GH:  Was climate change discussed in that session? What other ecosystem-water interactions were also discussed?

BdB: Climate change was certainly discussed, primarily from an adaptation point of view. The question arose to determine which are the most effective and cost-effective interventions in the high Andean ecosystems that conserve and restore the hydrological ecosystem services. These interventions also stop land use change trends which reduce ecosystem services; these land use changes deserve, at least on the short term, at least as much attention as climate change. However, the scientific station is embedded in the long-term financial mechanism which FONAG creates, and therefore offers good conditions for long-term climate research at unusual locations (tropical high altitude, or the cold tropics).

GH: What similarities and differences were discussed between FONAG and other water organizations in high mountain regions?

BdB: Attention focused on the financial mechanisms underlying FONAG, a topic that was thoroughly discussed in other sessions at World Water Week. The aspect that draw most attention was the new generation of studies on “return on Investment” in green infrastructure. The development banks are extremely interested, in order to improve the performance of grey infrastructure of public water utilities. In this context, differences between more public and more private based initiatives, with FONAG more public, was certainly on the agenda.
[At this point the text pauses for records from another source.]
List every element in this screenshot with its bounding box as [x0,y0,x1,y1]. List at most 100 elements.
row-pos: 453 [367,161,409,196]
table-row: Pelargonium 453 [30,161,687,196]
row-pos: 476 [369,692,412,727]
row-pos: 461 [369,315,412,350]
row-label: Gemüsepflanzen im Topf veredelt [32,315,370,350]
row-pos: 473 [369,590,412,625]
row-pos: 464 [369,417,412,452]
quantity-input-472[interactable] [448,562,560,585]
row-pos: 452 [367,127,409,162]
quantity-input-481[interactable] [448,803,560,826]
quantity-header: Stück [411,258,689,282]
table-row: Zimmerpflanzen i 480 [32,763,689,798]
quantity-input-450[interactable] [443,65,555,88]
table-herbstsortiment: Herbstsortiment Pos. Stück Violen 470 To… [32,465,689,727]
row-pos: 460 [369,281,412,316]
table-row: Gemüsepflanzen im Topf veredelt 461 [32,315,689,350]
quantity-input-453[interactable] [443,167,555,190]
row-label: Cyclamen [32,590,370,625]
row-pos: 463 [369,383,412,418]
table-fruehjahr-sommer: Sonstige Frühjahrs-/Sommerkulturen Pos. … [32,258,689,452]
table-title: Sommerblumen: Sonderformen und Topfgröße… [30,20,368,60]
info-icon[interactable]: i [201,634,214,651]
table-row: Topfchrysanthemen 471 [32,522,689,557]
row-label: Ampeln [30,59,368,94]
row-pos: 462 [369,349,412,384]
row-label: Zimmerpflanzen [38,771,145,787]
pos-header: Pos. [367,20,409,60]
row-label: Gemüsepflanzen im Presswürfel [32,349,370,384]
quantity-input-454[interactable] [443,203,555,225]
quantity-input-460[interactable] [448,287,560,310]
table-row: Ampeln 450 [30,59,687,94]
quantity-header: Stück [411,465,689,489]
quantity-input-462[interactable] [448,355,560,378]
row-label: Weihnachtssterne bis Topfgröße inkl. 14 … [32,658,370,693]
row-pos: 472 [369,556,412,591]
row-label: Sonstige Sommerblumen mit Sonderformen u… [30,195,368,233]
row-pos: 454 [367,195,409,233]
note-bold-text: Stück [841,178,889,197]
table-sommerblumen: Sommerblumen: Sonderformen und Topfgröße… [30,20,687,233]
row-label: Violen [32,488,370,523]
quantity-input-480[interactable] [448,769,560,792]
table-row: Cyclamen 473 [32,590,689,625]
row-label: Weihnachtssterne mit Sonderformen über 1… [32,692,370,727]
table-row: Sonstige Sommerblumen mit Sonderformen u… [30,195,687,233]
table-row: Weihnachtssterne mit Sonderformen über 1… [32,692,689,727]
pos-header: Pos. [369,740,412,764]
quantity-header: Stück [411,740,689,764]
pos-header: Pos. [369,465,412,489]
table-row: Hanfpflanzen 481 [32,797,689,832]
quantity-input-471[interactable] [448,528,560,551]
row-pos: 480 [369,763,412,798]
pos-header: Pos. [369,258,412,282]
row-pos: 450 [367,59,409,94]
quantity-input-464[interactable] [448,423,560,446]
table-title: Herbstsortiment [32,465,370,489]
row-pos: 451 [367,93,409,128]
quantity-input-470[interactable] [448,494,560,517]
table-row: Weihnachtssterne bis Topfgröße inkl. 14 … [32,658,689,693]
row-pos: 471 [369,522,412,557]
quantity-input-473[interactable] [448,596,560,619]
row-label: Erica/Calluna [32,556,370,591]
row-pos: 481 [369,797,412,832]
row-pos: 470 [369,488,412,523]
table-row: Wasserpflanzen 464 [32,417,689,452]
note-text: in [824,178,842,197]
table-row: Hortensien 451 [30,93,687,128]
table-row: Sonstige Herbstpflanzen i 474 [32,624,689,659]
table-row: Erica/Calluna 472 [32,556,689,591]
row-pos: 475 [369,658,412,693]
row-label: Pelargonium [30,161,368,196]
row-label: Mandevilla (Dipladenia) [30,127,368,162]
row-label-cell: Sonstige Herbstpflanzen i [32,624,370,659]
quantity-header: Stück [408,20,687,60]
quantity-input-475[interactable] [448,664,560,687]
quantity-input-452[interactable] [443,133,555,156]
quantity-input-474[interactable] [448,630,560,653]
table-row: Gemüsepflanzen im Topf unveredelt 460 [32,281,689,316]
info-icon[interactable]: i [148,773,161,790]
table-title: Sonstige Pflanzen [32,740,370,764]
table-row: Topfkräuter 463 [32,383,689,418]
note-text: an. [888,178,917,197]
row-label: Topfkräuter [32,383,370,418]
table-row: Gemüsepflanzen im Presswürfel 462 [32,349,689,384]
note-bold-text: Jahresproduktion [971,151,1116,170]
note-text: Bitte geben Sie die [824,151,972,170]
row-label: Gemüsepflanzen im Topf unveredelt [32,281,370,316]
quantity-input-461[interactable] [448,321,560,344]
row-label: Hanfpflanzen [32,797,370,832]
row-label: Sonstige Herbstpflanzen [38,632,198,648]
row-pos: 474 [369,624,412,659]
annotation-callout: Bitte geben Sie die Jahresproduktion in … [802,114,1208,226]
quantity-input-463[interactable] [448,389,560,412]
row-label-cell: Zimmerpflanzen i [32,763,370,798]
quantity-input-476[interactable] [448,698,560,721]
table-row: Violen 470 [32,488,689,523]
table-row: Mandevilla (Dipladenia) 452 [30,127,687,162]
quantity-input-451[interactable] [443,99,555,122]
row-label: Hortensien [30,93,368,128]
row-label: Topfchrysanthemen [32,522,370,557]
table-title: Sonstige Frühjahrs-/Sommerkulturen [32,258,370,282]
GH: What were the conclusions of that session? Were there points raised for future research? Were any specific actions discussed?

BdB: Important points for future research are the “usual suspects” such as restoration of high altitude grasslands, but some more novel research agenda includes much more intensive efforts of our high altitude lakes (limnology) under climate change, interaction of active volcanism with the water sources.

Specifically the foundation of thematic working group, e.g. on tropical high altitude limnology, was discussed, and the possibility of a network of high altitude research stations along the tropical Andes.

GH: What additional points were presented in the sessions on monitoring and on infrastructure?

BdB: In this and other sessions, it was stressed that monitoring comes first, and we need more ground-truthing on the impact of natural infrastructure, in hydrological terms. The role of modeling was discussed, as potentially important tools for scenario analysis and extrapolation, but always based on field monitoring of the impact of individual natural infrastructure interventions. Key issues include the elimination of overgrazing, wetland restoration, and avoiding environmental degradation.